Dans le cadre d'un projet immobilier ou professionnel financé grâce à un crédit, les personnes exerçant des métiers à risques ne peuvent souscrire une assurance de prêt aux conditions standard. Les contrats classiques ne couvrent pas certaines activités professionnelles à risques, obligeant les personnes concernées à se tourner vers des offres spécifiquement dédiées moyennant une surprime.

Les métiers à risques

La liste des professions à risques est longue : pompier, policier, gendarme, agent de sécurité, marin-pêcheur, militaire, convoyeur de fonds, chauffeur routier, grand reporter, couvreur,  pilote de ligne, personnel navigant, guide de haute montagne, personne en contact avec des substances toxiques, polluantes ou inflammables, technicien nucléaire,...tous les métiers présentant un risque accru pour la santé et l'intégrité physique.
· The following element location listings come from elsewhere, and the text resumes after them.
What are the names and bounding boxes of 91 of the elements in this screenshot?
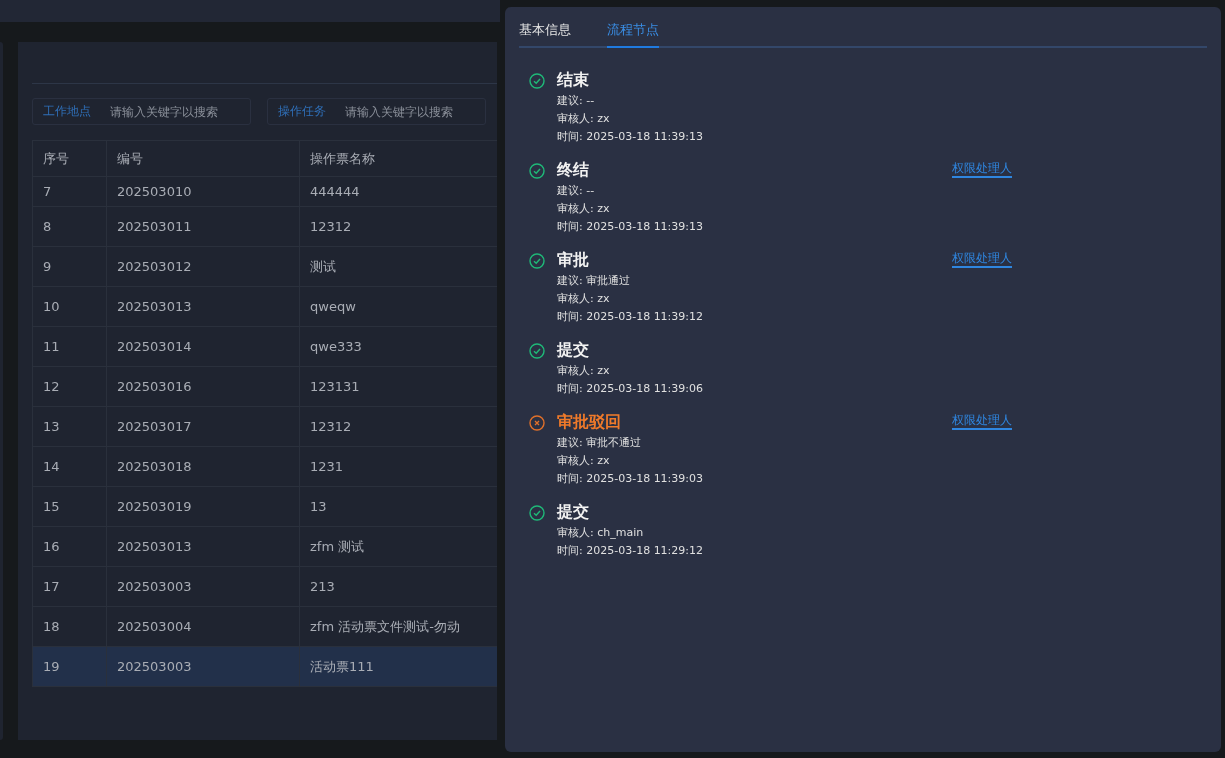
- table-row[interactable]: 10 202503013 qweqw: [32, 287, 497, 327]
- table-row[interactable]: 13 202503017 12312: [32, 407, 497, 447]
- node-title: 提交: [557, 501, 590, 523]
- table-cell: 123131: [299, 367, 497, 406]
- table-cell: 18: [32, 607, 106, 646]
- node-detail: 时间: 2025-03-18 11:39:06: [557, 381, 705, 397]
- table-cell: 202503017: [106, 407, 299, 446]
- table-row[interactable]: 9 202503012 测试: [32, 247, 497, 287]
- table-cell: 12312: [299, 407, 497, 446]
- node-detail: 建议: --: [557, 93, 596, 109]
- table-cell: 10: [32, 287, 106, 326]
- check-circle-icon: [529, 163, 545, 179]
- table-cell: 202503011: [106, 207, 299, 246]
- node-detail: 建议: 审批不通过: [557, 435, 643, 451]
- search-input[interactable]: 请输入关键字以搜索: [345, 104, 475, 119]
- node-detail: 建议: --: [557, 183, 596, 199]
- table-cell: qwe333: [299, 327, 497, 366]
- handler-link[interactable]: 权限处理人: [952, 413, 1012, 430]
- table-cell: 17: [32, 567, 106, 606]
- table-cell: qweqw: [299, 287, 497, 326]
- node-detail: 审核人: ch_main: [557, 525, 645, 541]
- table-cell: 202503010: [106, 177, 299, 206]
- node-title: 审批: [557, 249, 590, 271]
- table-row[interactable]: 7 202503010 444444: [32, 177, 497, 207]
- check-circle-icon: [529, 253, 545, 269]
- check-circle-icon: [529, 343, 545, 359]
- column-header: 操作票名称: [299, 141, 497, 176]
- table-row[interactable]: 15 202503019 13: [32, 487, 497, 527]
- node-detail: 时间: 2025-03-18 11:39:03: [557, 471, 705, 487]
- table-cell: 12312: [299, 207, 497, 246]
- node-title: 审批驳回: [557, 411, 622, 433]
- table-cell: 202503013: [106, 287, 299, 326]
- table-cell: zfm 活动票文件测试-勿动: [299, 607, 497, 646]
- node-detail: 时间: 2025-03-18 11:39:12: [557, 309, 705, 325]
- selected-table-row[interactable]: 19 202503003 活动票111: [32, 647, 497, 687]
- check-circle-icon: [529, 505, 545, 521]
- table-cell: 202503018: [106, 447, 299, 486]
- table-row[interactable]: 11 202503014 qwe333: [32, 327, 497, 367]
- tab[interactable]: 流程节点: [607, 21, 659, 48]
- handler-link[interactable]: 权限处理人: [952, 161, 1012, 178]
- check-circle-icon: [529, 73, 545, 89]
- table-cell: 活动票111: [299, 647, 497, 686]
- node-detail: 审核人: zx: [557, 111, 611, 127]
- table-cell: 13: [32, 407, 106, 446]
- node-title: 提交: [557, 339, 590, 361]
- node-title: 结束: [557, 69, 590, 91]
- table-cell: 7: [32, 177, 106, 206]
- node-detail: 审核人: zx: [557, 201, 611, 217]
- table-cell: 11: [32, 327, 106, 366]
- field-label: 工作地点: [43, 103, 92, 120]
- cross-circle-icon: [529, 415, 545, 431]
- node-detail: 时间: 2025-03-18 11:39:13: [557, 219, 705, 235]
- table-row[interactable]: 17 202503003 213: [32, 567, 497, 607]
- table-cell: 8: [32, 207, 106, 246]
- table-cell: 444444: [299, 177, 497, 206]
- node-detail: 审核人: zx: [557, 363, 611, 379]
- table-cell: 19: [32, 647, 106, 686]
- table-cell: 213: [299, 567, 497, 606]
- table-cell: 202503016: [106, 367, 299, 406]
- node-detail: 时间: 2025-03-18 11:29:12: [557, 543, 705, 559]
- table-cell: 202503004: [106, 607, 299, 646]
- handler-link[interactable]: 权限处理人: [952, 251, 1012, 268]
- tab[interactable]: 基本信息: [519, 21, 571, 48]
- table-cell: zfm 测试: [299, 527, 497, 566]
- table-cell: 202503003: [106, 647, 299, 686]
- search-input[interactable]: 请输入关键字以搜索: [110, 104, 240, 119]
- table-row[interactable]: 8 202503011 12312: [32, 207, 497, 247]
- node-detail: 审核人: zx: [557, 453, 611, 469]
- table-cell: 202503003: [106, 567, 299, 606]
- node-detail: 审核人: zx: [557, 291, 611, 307]
- node-detail: 时间: 2025-03-18 11:39:13: [557, 129, 705, 145]
- table-cell: 9: [32, 247, 106, 286]
- node-title: 终结: [557, 159, 590, 181]
- table-cell: 测试: [299, 247, 497, 286]
- column-header: 编号: [106, 141, 299, 176]
- table-cell: 13: [299, 487, 497, 526]
- field-label: 操作任务: [278, 103, 327, 120]
- table-cell: 16: [32, 527, 106, 566]
- node-detail: 建议: 审批通过: [557, 273, 632, 289]
- table-row[interactable]: 12 202503016 123131: [32, 367, 497, 407]
- table-row[interactable]: 16 202503013 zfm 测试: [32, 527, 497, 567]
- table-cell: 15: [32, 487, 106, 526]
- table-cell: 202503013: [106, 527, 299, 566]
- column-header: 序号: [32, 141, 106, 176]
- table-row[interactable]: 14 202503018 1231: [32, 447, 497, 487]
- table-cell: 1231: [299, 447, 497, 486]
- table-cell: 202503014: [106, 327, 299, 366]
- table-cell: 202503019: [106, 487, 299, 526]
- table-cell: 12: [32, 367, 106, 406]
- table-cell: 202503012: [106, 247, 299, 286]
- table-cell: 14: [32, 447, 106, 486]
Ces professionnels sont délicats à assurer, car ils présentent un taux de sinistralité supérieur aux autres et ne rentrent pas dans les critères courants de sélection médicale. A l'égal des personnes présentant un risque aggravé de santé, cela nécessite une réponse assurantielle spécifique qu'un contrat standard, qu'il soit interne à la banque prêteuse ou individuel, ne peut apporter.

La plupart des assureurs refusent d'assurer ces profils d'emprunteur, au mieux l'offre proposée comporte des exclusions qui oblitèrent la mise en jeu des garanties ou couvre l'assuré moyennant une majoration de la prime qui va considérablement augmenté le coût global du crédit.

Les contrats conçus pour les métiers à risques

L'assurance de prêt entre en application en cas de défaillance de l'emprunteur (décès-invalidité, perte d'emploi éventuellement). Ce risque de défaillance augmente si la profession exercée est considérée à risques. L'assureur peut soit refuser d'assurer le crédit, auquel cas la demande de financement n'aboutit pas, soit appliquer une surprime. La réponse apportée par les assureurs spécialisés est la mieux adaptée, car elle cible précisément chaque profil en fonction du métier pratiqué et des risques encourus.

Les offres spécifiques proposent une couverture étendue aux risques "hors normes", et prennent en compte, en plus des garanties essentielles que sont le décès et l'invalidité, la perte d'autonomie si celle-ci peut être occasionnée par la profession à risques. En plus de garantir le prêt immobilier ou professionnel, les assureurs proposent une tarification sur-mesure. Le plus simple est de faire appel aux services d'un courtier qui recherchera la meilleure solution d'assurance de prêt en s'adressant aux compagnies spécialisées en risque aggravé.